Uitspraak
1.Geding in cassatie
2.Beoordeling van het eerste, het tweede en het derde middel
3.Beoordeling van het vierde middel
4.Beslissing
27 januari 2015.
Hoge Raad
In deze zaak gaat het om een cassatieberoep tegen een arrest van het Gerechtshof Amsterdam, waarin de verdachte is veroordeeld voor mishandeling. De Hoge Raad behandelt het beroep dat is ingesteld door de verdachte, vertegenwoordigd door advocaat mr. W.H. Jebbink. De Advocaat-Generaal F.W. Bleichrodt heeft geconcludeerd tot verwerping van het beroep. De Hoge Raad oordeelt dat de middelen van cassatie niet tot cassatie kunnen leiden, omdat zij niet nopen tot beantwoording van rechtsvragen in het belang van de rechtseenheid of de rechtsontwikkeling.

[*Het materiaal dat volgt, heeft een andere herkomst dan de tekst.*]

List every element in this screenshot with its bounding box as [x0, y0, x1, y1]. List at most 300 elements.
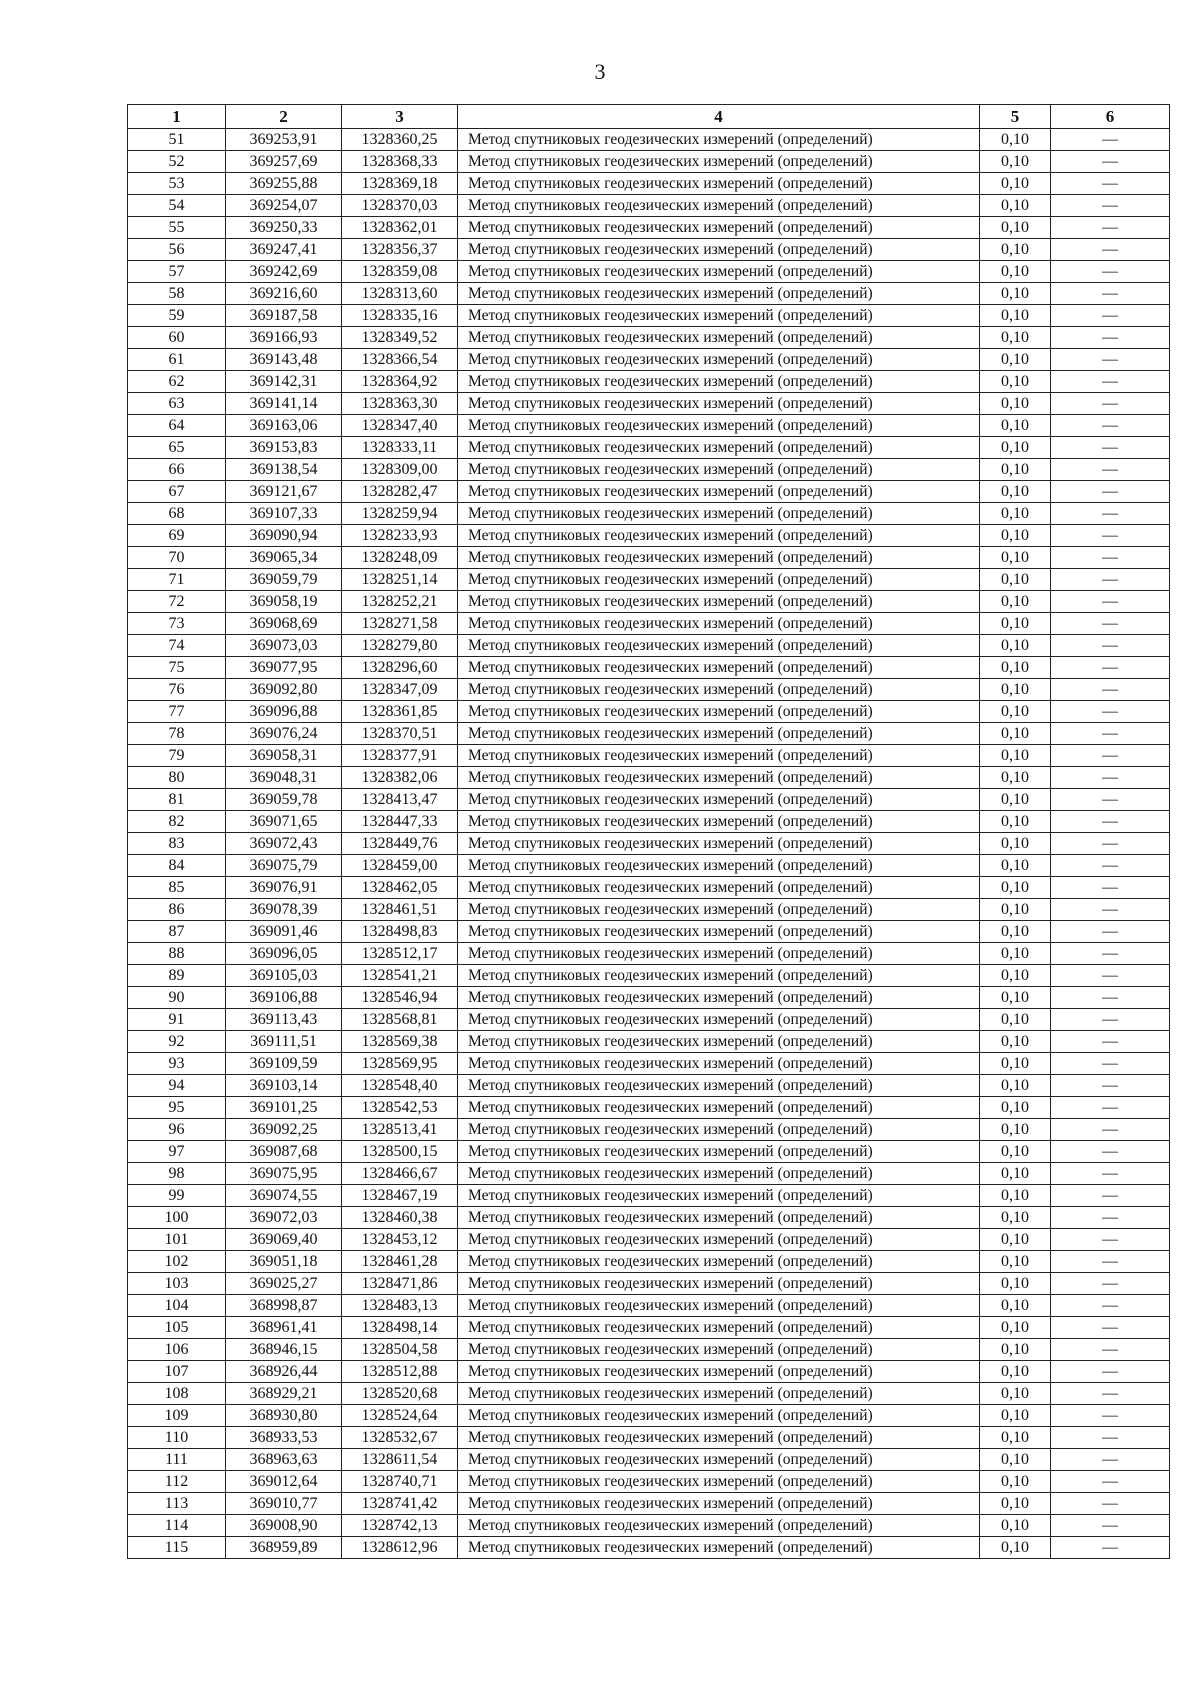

De zaak betreft een incident dat plaatsvond op 28 januari 2013, waarbij de verdachte de benadeelde partij, [betrokkene], heeft mishandeld. De Hoge Raad bevestigt dat de schade aan de fiets van de benadeelde partij, waarvoor zij vergoeding vordert, rechtstreeks verband houdt met de bewezen mishandeling. Het Hof had vastgesteld dat de benadeelde partij de fiets heeft laten vallen als gevolg van de dreiging van de verdachte, wat leidt tot de conclusie dat de schade aan de fiets als rechtstreeks gevolg van de mishandeling kan worden aangemerkt.
De Hoge Raad concludeert dat het oordeel van het Hof niet blijk geeft van een onjuiste rechtsopvatting en dat de vordering van de benadeelde partij terecht is toegewezen. De Hoge Raad verwerpt het beroep en bevestigt de uitspraak van het Gerechtshof Amsterdam, waarbij de verdachte is veroordeeld tot het vergoeden van de schade aan de benadeelde partij.